For remote-control outlets, it's pretty straightforward: on/off control, and perhaps a dimmer adjustment triggered by tapping and holding, then pulling your fingertip up or down, depending on what's plugged in. Philips' hue bulbs have power, brightness, and color settings, for instance, though you don't get the full range of control over exact color as you do in the native hue app.

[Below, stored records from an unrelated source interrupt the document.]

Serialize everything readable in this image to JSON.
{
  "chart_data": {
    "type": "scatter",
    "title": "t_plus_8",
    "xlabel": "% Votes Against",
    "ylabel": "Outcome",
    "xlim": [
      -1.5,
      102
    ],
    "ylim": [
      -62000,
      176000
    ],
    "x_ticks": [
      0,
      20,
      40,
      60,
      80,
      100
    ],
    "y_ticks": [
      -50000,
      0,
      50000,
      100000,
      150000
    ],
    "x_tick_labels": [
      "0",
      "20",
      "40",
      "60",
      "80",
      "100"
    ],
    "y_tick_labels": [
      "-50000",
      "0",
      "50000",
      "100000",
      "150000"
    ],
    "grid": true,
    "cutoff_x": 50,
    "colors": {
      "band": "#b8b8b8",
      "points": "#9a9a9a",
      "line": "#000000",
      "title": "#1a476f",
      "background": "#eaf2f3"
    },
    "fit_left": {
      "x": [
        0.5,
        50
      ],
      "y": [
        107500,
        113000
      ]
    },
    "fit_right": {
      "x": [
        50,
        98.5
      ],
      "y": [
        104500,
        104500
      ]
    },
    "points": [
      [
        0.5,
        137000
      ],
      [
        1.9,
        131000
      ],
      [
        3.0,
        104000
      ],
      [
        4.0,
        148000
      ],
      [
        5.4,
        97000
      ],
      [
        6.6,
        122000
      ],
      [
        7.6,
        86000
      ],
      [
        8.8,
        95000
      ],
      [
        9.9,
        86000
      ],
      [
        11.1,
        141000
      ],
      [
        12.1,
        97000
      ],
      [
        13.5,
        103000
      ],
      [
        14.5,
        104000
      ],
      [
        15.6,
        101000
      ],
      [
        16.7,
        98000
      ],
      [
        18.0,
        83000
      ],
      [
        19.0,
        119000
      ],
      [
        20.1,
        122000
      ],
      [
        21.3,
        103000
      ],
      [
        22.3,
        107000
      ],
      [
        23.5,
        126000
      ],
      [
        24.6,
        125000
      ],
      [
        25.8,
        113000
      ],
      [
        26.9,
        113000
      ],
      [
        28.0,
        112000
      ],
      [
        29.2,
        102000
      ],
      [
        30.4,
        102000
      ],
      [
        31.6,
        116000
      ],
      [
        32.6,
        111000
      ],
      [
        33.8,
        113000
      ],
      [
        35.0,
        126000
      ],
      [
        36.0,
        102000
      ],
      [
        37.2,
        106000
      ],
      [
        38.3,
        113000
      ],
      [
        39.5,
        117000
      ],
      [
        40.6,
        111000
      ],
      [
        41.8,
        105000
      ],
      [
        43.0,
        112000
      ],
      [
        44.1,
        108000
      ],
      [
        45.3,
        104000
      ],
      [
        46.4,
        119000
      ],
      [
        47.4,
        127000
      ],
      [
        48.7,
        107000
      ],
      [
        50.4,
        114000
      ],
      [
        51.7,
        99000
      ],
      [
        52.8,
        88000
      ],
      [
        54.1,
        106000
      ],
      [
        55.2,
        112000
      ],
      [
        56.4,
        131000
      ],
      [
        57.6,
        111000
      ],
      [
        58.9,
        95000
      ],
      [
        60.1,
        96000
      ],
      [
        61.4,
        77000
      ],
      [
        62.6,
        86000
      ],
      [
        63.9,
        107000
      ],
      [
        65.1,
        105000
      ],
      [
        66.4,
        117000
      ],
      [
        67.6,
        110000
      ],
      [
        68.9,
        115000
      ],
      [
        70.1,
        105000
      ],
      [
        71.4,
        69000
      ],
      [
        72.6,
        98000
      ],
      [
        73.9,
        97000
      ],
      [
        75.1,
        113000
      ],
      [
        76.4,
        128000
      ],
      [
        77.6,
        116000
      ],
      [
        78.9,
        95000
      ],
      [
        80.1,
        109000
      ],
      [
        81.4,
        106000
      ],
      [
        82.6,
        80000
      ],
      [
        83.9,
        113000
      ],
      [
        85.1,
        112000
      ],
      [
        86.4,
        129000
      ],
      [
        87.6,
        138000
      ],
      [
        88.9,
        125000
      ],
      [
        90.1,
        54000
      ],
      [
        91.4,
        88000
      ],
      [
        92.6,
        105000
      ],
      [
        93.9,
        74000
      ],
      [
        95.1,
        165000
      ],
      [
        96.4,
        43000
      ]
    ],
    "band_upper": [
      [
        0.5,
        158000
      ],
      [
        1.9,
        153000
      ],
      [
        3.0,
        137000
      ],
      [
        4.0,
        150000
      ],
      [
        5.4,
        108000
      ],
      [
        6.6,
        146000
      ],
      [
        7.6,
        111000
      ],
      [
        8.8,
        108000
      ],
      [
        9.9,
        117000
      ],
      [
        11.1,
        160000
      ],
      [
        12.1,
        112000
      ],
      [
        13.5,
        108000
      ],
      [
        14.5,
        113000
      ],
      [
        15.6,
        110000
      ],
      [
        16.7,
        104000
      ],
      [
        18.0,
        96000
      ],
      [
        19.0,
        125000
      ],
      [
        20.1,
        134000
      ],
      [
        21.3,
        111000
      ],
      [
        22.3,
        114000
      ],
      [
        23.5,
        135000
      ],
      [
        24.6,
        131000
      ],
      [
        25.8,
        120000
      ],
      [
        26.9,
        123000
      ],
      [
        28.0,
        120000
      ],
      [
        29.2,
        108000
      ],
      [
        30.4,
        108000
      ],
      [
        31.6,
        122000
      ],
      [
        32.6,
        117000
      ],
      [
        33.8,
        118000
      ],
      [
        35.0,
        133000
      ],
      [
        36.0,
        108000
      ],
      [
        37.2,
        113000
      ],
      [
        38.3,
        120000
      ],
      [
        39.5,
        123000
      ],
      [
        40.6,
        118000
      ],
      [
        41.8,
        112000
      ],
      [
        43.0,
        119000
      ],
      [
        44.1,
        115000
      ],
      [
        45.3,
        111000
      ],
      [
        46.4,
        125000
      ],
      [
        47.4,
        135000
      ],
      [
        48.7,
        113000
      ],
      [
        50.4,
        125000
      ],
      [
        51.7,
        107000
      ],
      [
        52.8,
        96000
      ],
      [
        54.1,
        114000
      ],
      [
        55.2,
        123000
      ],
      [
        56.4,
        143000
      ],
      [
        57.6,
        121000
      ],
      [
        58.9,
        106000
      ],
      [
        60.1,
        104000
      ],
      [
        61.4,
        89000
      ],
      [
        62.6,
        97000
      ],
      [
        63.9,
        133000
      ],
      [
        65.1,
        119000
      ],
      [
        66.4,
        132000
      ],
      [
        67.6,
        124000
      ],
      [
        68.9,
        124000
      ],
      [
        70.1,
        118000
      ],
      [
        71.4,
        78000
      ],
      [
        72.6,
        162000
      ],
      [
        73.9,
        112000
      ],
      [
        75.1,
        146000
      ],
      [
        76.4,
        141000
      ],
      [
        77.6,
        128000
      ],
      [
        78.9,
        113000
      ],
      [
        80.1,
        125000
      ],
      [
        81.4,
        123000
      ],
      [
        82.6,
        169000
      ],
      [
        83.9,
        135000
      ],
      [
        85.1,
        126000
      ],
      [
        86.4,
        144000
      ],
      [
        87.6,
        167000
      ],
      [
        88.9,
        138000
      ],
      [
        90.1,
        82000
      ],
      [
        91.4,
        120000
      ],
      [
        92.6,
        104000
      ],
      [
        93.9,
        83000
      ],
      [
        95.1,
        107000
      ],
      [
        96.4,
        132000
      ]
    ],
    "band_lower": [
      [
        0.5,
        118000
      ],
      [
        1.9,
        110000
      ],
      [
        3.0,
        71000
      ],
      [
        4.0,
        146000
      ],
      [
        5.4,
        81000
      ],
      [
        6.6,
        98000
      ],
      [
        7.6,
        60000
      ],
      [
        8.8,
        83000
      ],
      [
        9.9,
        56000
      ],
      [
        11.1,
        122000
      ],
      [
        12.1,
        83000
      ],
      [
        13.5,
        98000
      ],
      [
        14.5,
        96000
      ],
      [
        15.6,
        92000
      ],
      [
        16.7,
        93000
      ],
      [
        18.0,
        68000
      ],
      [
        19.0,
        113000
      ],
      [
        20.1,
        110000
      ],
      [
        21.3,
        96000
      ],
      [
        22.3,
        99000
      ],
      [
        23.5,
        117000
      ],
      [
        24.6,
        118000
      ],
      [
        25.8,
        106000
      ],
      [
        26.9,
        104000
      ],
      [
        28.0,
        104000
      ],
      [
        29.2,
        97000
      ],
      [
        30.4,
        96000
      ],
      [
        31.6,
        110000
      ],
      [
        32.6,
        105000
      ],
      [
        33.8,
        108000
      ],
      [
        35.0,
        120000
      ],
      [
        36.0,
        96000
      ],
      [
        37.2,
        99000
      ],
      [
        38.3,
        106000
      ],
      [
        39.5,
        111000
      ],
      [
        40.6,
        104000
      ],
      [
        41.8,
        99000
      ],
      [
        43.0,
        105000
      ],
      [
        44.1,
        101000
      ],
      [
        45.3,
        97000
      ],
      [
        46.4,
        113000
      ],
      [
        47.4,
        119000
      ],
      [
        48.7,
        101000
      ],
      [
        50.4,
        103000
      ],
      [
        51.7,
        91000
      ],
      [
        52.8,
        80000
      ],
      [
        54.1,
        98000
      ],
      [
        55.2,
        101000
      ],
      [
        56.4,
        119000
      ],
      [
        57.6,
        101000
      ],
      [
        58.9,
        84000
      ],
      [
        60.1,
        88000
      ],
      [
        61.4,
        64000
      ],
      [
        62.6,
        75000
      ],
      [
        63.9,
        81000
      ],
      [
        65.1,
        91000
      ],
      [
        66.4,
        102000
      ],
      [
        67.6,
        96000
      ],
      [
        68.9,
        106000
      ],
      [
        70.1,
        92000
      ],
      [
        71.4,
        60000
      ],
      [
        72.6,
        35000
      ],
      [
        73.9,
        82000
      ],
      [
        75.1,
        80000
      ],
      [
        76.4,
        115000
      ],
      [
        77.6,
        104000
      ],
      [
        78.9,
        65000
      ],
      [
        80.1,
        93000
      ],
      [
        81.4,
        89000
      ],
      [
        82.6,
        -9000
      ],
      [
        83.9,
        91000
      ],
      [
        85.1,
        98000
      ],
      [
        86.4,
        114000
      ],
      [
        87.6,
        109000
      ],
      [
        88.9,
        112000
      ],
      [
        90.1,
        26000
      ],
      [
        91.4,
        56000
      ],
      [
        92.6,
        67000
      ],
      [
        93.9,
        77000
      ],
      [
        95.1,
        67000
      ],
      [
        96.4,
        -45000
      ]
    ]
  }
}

Sonos functionality, though, is relatively limited. You can play/pause the current playlist assigned to each speaker, as well as adjust volume and skip forward/back, but you can't actually change the playlist itself or add/remove tracks. For that, you need to go into Sonos' own app. There's no way to set a single shortcut to, say, load up your romantic playlist and dim the lights, since the Sonos speakers will only resume what they were last playing.
The issue, Soucie explained, is that Sonos' API doesn't actually expose playlist control, so if Revolv wants to add support it has to do it in an unofficial way. That's actually working on the company's test bench, but isn't at a stable enough stage to release to end-users. Things may improve in 2014, when Revolv plans to open its own API up to third-parties, and the company is already in discussion with potential partners about API reciprocity which could improve things.
We'd love, for instance, to see IFTTT support baked in, since that would be a good way to bridge the broader Internet of Things with Revolv's ecosystem, without necessarily requiring the Revolv team to manually add them in. The company is also weighing the ways in which it could do a desktop app – whether that would be a locally installed widget, a browser-based interface, or something else – though has no timescale for its release, and Soucie also told us that there's chatter of behavior analysis and predictive Actions, though that is probably still 3-5 years down the line.
Wrap-Up
Home automation may have been around for decades, but the modern interpretation of the smart home is still in its infancy. That means we're yet to see any one manufacturer – or indeed any one standard – emerge as the dominant player. Individual products generally work well, but trying to piece together a whole lifestyle automation system that not just the geeks in the home can (or want to) use is less straightforward.
At $299, Revolv's approach – to aggregate rather than replace – is a tempting one, then. The company has done much of the hard work itself, with the Hub's radio selection and its ease of setup, and assuming the promise to continue broadening the range of supported products pans out, addresses the cross-device compatibility problem while the industry as a whole tries to figure itself out.
As it stands, the weak point is in the flexibility of the software. Revolv has the promise to join together each disparate strand in a more intelligent way, but the flexibility of the Actions offered is currently too broad-strokes. The location-based triggers might work if you're living the suburbs, but in more densely-packed urban locations the lack of accuracy and adjustability meant we gave up on it as an option. The absence of conditional or multi-stage Actions also undermines their true value, and our multi-platform home found the iOS-only app limiting.
Still, all of that will be addressed in software, and from several discussions with the Revolv team, it's clear the company is nothing if not ambitious. Right now the market for people wanting to inter-connect multiple DIY home automation devices is relatively small – a subset of a subset, perhaps – though that's only expected to increase as more wireless bulbs, intelligent thermostats, and streaming media players come online. If Revolv can address its software shortcomings and maintain the pace with the new devices that launch, the diminutive "node zero" Hub deserves to be the heart of your smart home.